Large Eddy Simulations of Combustor Liner Flows

PI Anne Dord, GE Global Research
Large Eddy Simulations of a GE CFM combustor, temperature distribution and liquid fuel droplets.
Project Description

Aviation gas turbine engines are an essential part of the transportation industry. In 2012, the commercial aviation industry was estimated to spend $207 billion on fuel, or about 33% of their operating costs. That amounts to approximately 5 million barrels of oil per day, or about 6% of the world’s total oil usage. Aviation gas turbine engines are also responsible for 2% of the world’s CO2 production and 3% of the world’s harmful greenhouse gas emissions. As the commercial aviation industry continues to grow and oil prices continue to rise, these impacts are forecasted to continue to increase for the foreseeable future.

For this multiyear INCITE project, researchers will study the complex near-wall physics of combustor liner flows with a focus on aircraft engine applications. Understanding and predicting the aero-thermal flow field in combustors is a key step in designing and optimizing the architecture for better fuel efficiency, lower emissions, and improved performance.
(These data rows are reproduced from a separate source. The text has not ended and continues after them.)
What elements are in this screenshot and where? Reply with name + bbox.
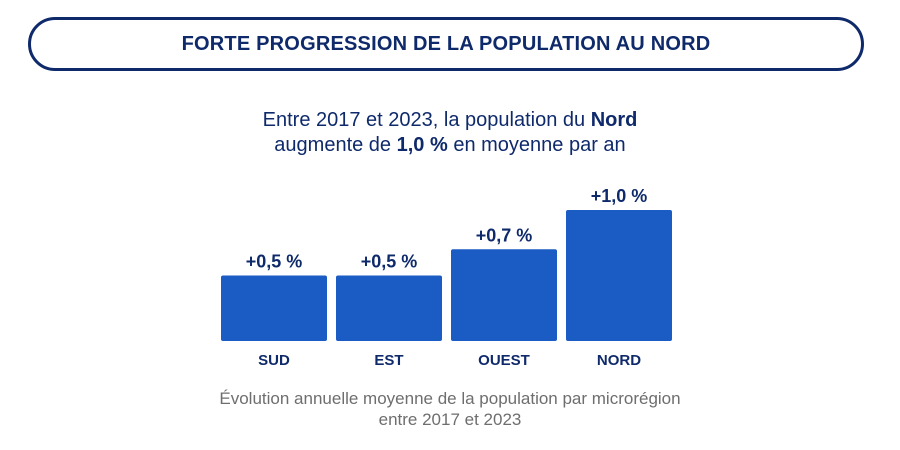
category-label-est: EST: [374, 352, 403, 369]
title-banner: FORTE PROGRESSION DE LA POPULATION AU NO…: [28, 17, 864, 71]
subtitle-line-1: Entre 2017 et 2023, la population du Nor…: [0, 108, 900, 133]
chart-subtitle: Entre 2017 et 2023, la population du Nor…: [0, 108, 900, 158]
bar-sud: [221, 275, 327, 341]
subtitle-line2-prefix: augmente de: [274, 134, 397, 156]
bar-est: [336, 275, 442, 341]
category-label-ouest: OUEST: [478, 352, 530, 369]
bar-ouest: [451, 249, 557, 341]
bar-chart: +0,5 % SUD +0,5 % EST +0,7 % OUEST +1,0 % NORD: [221, 186, 672, 369]
data-label-est: +0,5 %: [361, 252, 418, 272]
subtitle-line2-bold: 1,0 %: [396, 134, 448, 156]
chart-caption: Évolution annuelle moyenne de la populat…: [0, 388, 900, 430]
subtitle-line1-bold: Nord: [590, 109, 638, 131]
page-title: FORTE PROGRESSION DE LA POPULATION AU NO…: [181, 32, 711, 55]
subtitle-line1-prefix: Entre 2017 et 2023, la population du: [262, 109, 591, 131]
data-label-ouest: +0,7 %: [476, 225, 533, 245]
data-label-nord: +1,0 %: [591, 186, 648, 206]
category-label-sud: SUD: [258, 352, 290, 369]
bar-nord: [566, 210, 672, 341]
category-label-nord: NORD: [597, 352, 641, 369]
subtitle-line2-suffix: en moyenne par an: [447, 134, 626, 156]
subtitle-line-2: augmente de 1,0 % en moyenne par an: [0, 133, 900, 158]
caption-line-1: Évolution annuelle moyenne de la populat…: [219, 389, 681, 408]
caption-line-2: entre 2017 et 2023: [378, 410, 522, 429]
data-label-sud: +0,5 %: [246, 252, 303, 272]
The proposed calculations will require significantly greater computational resources than those traditionally used in industry, so the researchers sought out the DOE’s leadership-class supercomputers for this project.

The first group of calculations will use large eddy simulations to model the behavior of an idealized configuration representative of combustor liners. This will enable modelers to generate high-fidelity datasets that will be used to improve the low-fidelity models currently available to designers.

The same approach will then be applied to a more complex configuration, involving a larger domain, and more realistic flow characteristics, representative of large-scale flow unsteadiness present in aircraft engines. Finally, the findings will be applied to an actual multi-cup General Electric rig, providing a vehicle to test the improved models developed in the first two phases of the program. This will give designers a better understanding of the complex unsteady processes governing the aero-thermal field around combustor liners.